New choreographer, Tessandra Chavez, threw down her own gauntlet in this stirring contemporary routine. Now this is what you think when you think finale. It hit all the right notes. The emotion, the dancing, the effortless passion, the heartfelt pangs of longing…all were represented. It was a great work that showcased both dancers strengths. Lauren has really improved by leaps and bounds. I was a little nonplussed with her as a winner last season, but now it looks like she really earned it. Marko must knew that everything was coming down to the wire, so he put it all out on the floor here. Perhaps he knew what was to come, or maybe he just really connected with this piece. Either way, it worked for him spectacularly. The judges were equally affected. Mary especially who captured the moment the most aptly, “You’ve been given a second chance in life, and I can feel that you’re not going to waste any bit of it. It’s such a beautiful thing.”

Tadd and Melanie

Ray Leeper’s jazz routine also wasn’t much of a standout. As the evening wound on I was a little dismayed by the very many new choreographers they used in the finale. Seems like this isn’t the best time to throw new people in the mix. Yes, I know diversity is good, but at this stage of the game, I’d rather not see risky and/or just okay choreography. It’s the finale for gosh sakes. I’d like for my socks to be knocked off, not feeling like I can go to the fridge while a performance is happening. And, yeah, that’s what this was. The judges made some praise-like utterances…you know, “Melanie, you’re great.” and “Tadd, this is totally out of your style.

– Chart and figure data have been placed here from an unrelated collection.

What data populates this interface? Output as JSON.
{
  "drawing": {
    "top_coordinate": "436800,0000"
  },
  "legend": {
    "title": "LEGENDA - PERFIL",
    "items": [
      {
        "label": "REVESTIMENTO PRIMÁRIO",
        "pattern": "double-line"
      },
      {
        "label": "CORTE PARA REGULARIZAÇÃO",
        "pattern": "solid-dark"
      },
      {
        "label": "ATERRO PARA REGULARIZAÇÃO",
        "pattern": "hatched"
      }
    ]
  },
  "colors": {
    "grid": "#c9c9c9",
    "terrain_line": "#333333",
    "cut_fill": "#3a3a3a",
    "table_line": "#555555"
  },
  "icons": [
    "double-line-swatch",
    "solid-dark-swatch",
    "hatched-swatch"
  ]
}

Fabulous.”

Sasha and Melanie

In a hit or miss finale episode, this routine by Stacey Tookey was a definite hit. It struck just the right notes of emotion, pain, and artistry. This is the type of fearless, woman-centric choreography I wished Sonya Tayeh did more of. You get the emotion of it without forcing it. Power doesn’t have to be so overt, it can be more subtle, and a story of trying to overcome odds doesn’t mean that you beat everyone in the room. Personally, this resonated more with me than the Sonya piece that was “an ode to Sasha.” Well done, Stacey. Melanie was magnificent as usual. In a pretty thin night of wow, this was one of the better performances.

Marko and Tadd

Ooomph. And now all the exhaustion has finally come a head and landed in this goofy step routine. Oh, gosh, was it bad. It wasn’t synchronized, and it looked like they were just stomping around up there off-beat. We get it. It’s been a long night…hell, a long season! And by this time in the evening having already performed two performances and a solo, this was like doing that final lap, and there just wasn’t enough left in the tank. Too bad the final performance was an intricate step routine that just depends on timing. Again, there was no real reason to just bring out this risky style at the very end. Unfairly, or fairly, I dunno…Nigel just turned up his nose and made the harshest comment of the entire night. He said from the beginning he thought a girl would win and after what he’d seen…he believes that still to be true. Well, dayum, Nigel! Way to just tell everyone on that stage, “Sorry, boys, pack it in.” However, what we’ve learned is that when Nigel makes these pronouncements it usually means the opposite will occur, right?

So what do you think? Who’s going to win it all? Melanie, with her continued brilliance? Sasha, the brilliant spitfire? Marko, the technician? or Tadd, the personality champ? Well, we’ll see.